- Born: Clement Mok 1958 (age 67–68) Vancouver, British Columbia, Canada
- Known for: Graphic design
- Awards: AIGA Medal (2008), National Design Award (2023)

= Clement Mok =

Graphic designer and author

Clement Mok (born 1958) is a graphic designer and author. He is best known for his work on marketing materials for the original Macintosh computer while creative director at Apple Inc.

Mok founded several design-related businesses — Studio Archetype (acquired by Sapient), CMCD and NetObjects, Inc. In 1997, Mok recruited George Chen in a photoshoot for an early collection of stock photography made for graphic designers distributed on CD-ROM, whose likeness was used in many high-profile print and billboard advertising campaigns, inadvertently creating an unofficial mascot for the dot-com era, nicknamed "The Internet Guy". From 1998 until 2001, he was Chief Creative Officer of Sapient. Mok also served as the national president of AIGA.

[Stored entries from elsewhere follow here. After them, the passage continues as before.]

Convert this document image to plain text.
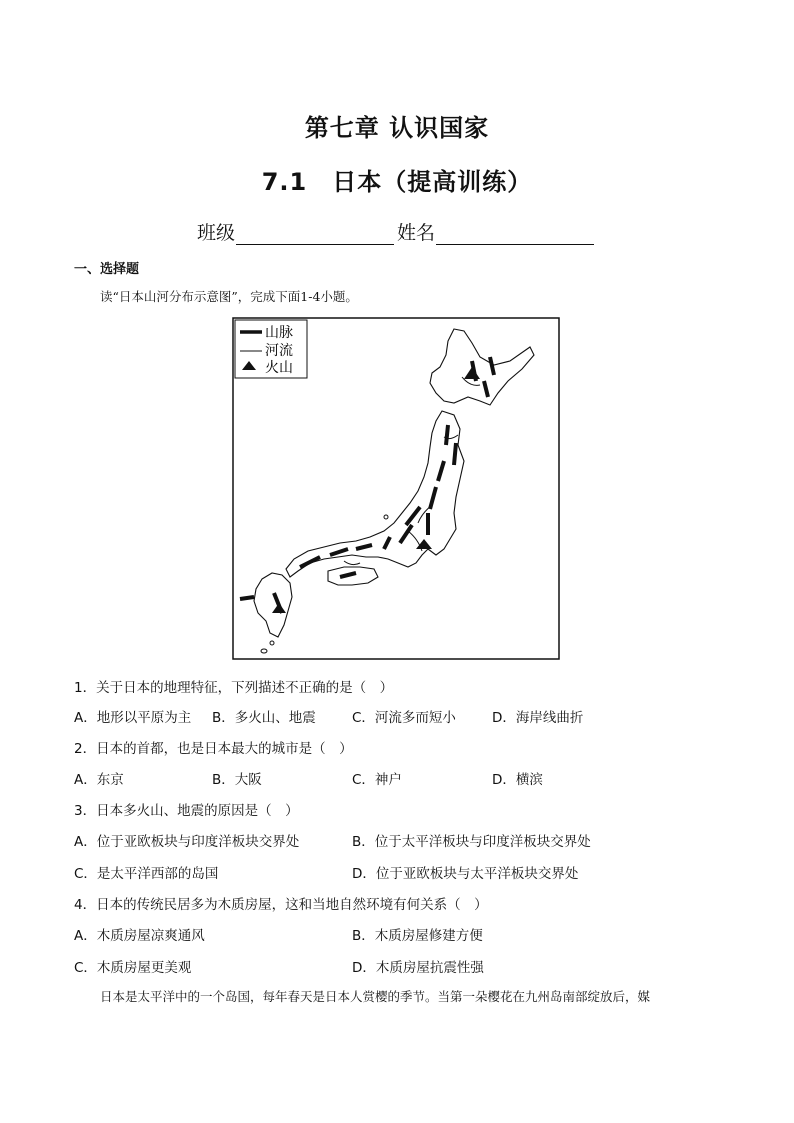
第七章 认识国家
7.1　日本（提高训练）
班级	姓名
一、选择题
读“日本山河分布示意图”，完成下面1-4小题。
山脉
河流
火山
1．关于日本的地理特征，下列描述不正确的是（　）
A．地形以平原为主 B．多火山、地震	C．河流多而短小	D．海岸线曲折
2．日本的首都，也是日本最大的城市是（　）
A．东京	B．大阪	C．神户	D．横滨
3．日本多火山、地震的原因是（　）
A．位于亚欧板块与印度洋板块交界处	B．位于太平洋板块与印度洋板块交界处
C．是太平洋西部的岛国	D．位于亚欧板块与太平洋板块交界处
4．日本的传统民居多为木质房屋，这和当地自然环境有何关系（　）
A．木质房屋凉爽通风	B．木质房屋修建方便
C．木质房屋更美观	D．木质房屋抗震性强
日本是太平洋中的一个岛国，每年春天是日本人赏樱的季节。当第一朵樱花在九州岛南部绽放后，媒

Mok was the art director, creative director, and ultimately the head of Creative Services department at Apple Inc. in the 1980s. He joined the company in late 1982, working directly under Steve Jobs. His work included user manuals and communication design for Macintosh 128k, the original Macintosh computer, and Apple IIc. After Steve Jobs' departure in 1985, Mok led the development of the education market for Apple and is credited with helping Macintosh achieve higher popularity within the graphic designer community. He left Apple in 1988 to establish his studio that he named Clement Mok designs.

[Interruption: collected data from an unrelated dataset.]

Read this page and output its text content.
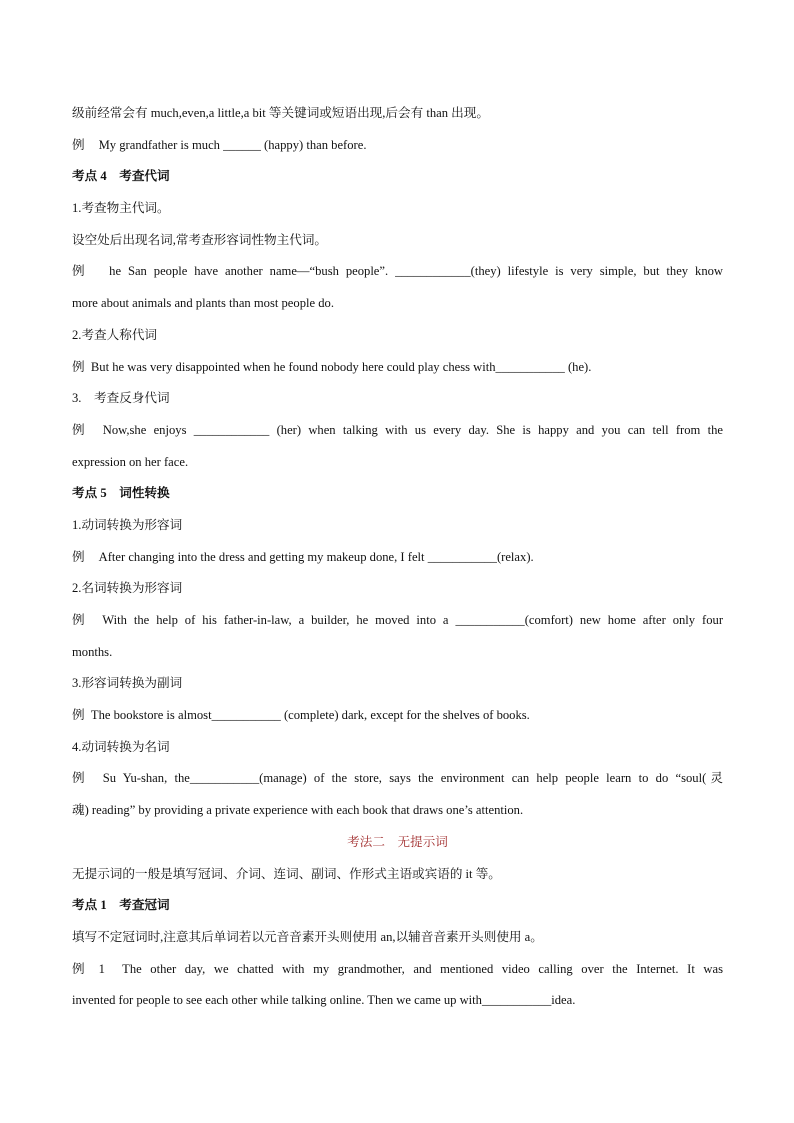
级前经常会有 much,even,a little,a bit 等关键词或短语出现,后会有 than 出现。
例 My grandfather is much ______ (happy) than before.
考点 4　考查代词
1.考查物主代词。
设空处后出现名词,常考查形容词性物主代词。
例 he San people have another name—“bush people”. ____________(they) lifestyle is very simple, but they know
more about animals and plants than most people do.
2.考查人称代词
例 But he was very disappointed when he found nobody here could play chess with___________ (he).
3.　考查反身代词
例 Now,she enjoys ____________ (her) when talking with us every day. She is happy and you can tell from the
expression on her face.
考点 5　词性转换
1.动词转换为形容词
例 After changing into the dress and getting my makeup done, I felt ___________(relax).
2.名词转换为形容词
例 With the help of his father-in-law, a builder, he moved into a ___________(comfort) new home after only four
months.
3.形容词转换为副词
例 The bookstore is almost___________ (complete) dark, except for the shelves of books.
4.动词转换为名词
例 Su Yu-shan, the___________(manage) of the store, says the environment can help people learn to do “soul(灵
魂) reading” by providing a private experience with each book that draws one’s attention.
考法二　无提示词
无提示词的一般是填写冠词、介词、连词、副词、作形式主语或宾语的 it 等。
考点 1　考查冠词
填写不定冠词时,注意其后单词若以元音音素开头则使用 an,以辅音音素开头则使用 a。
例 1 The other day, we chatted with my grandmother, and mentioned video calling over the Internet. It was
invented for people to see each other while talking online. Then we came up with___________idea.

Currently, he leads a new subscription-based royalty-free stock image business and consults on a variety of product development projects.

Mok was awarded the 2008 AIGA Medal and the 2023 Cooper Hewitt National Design Award for his accomplishments in digital design.

Mok graduated from ArtCenter College of Design in 1980 with a Bachelor's degree in graphic design. He began his career working for CBS and design agency Donovan & Green in New York.

==Information architecture==
Mok authored an influential early information architecture manual, Designing Business (Adobe Press, June 1996).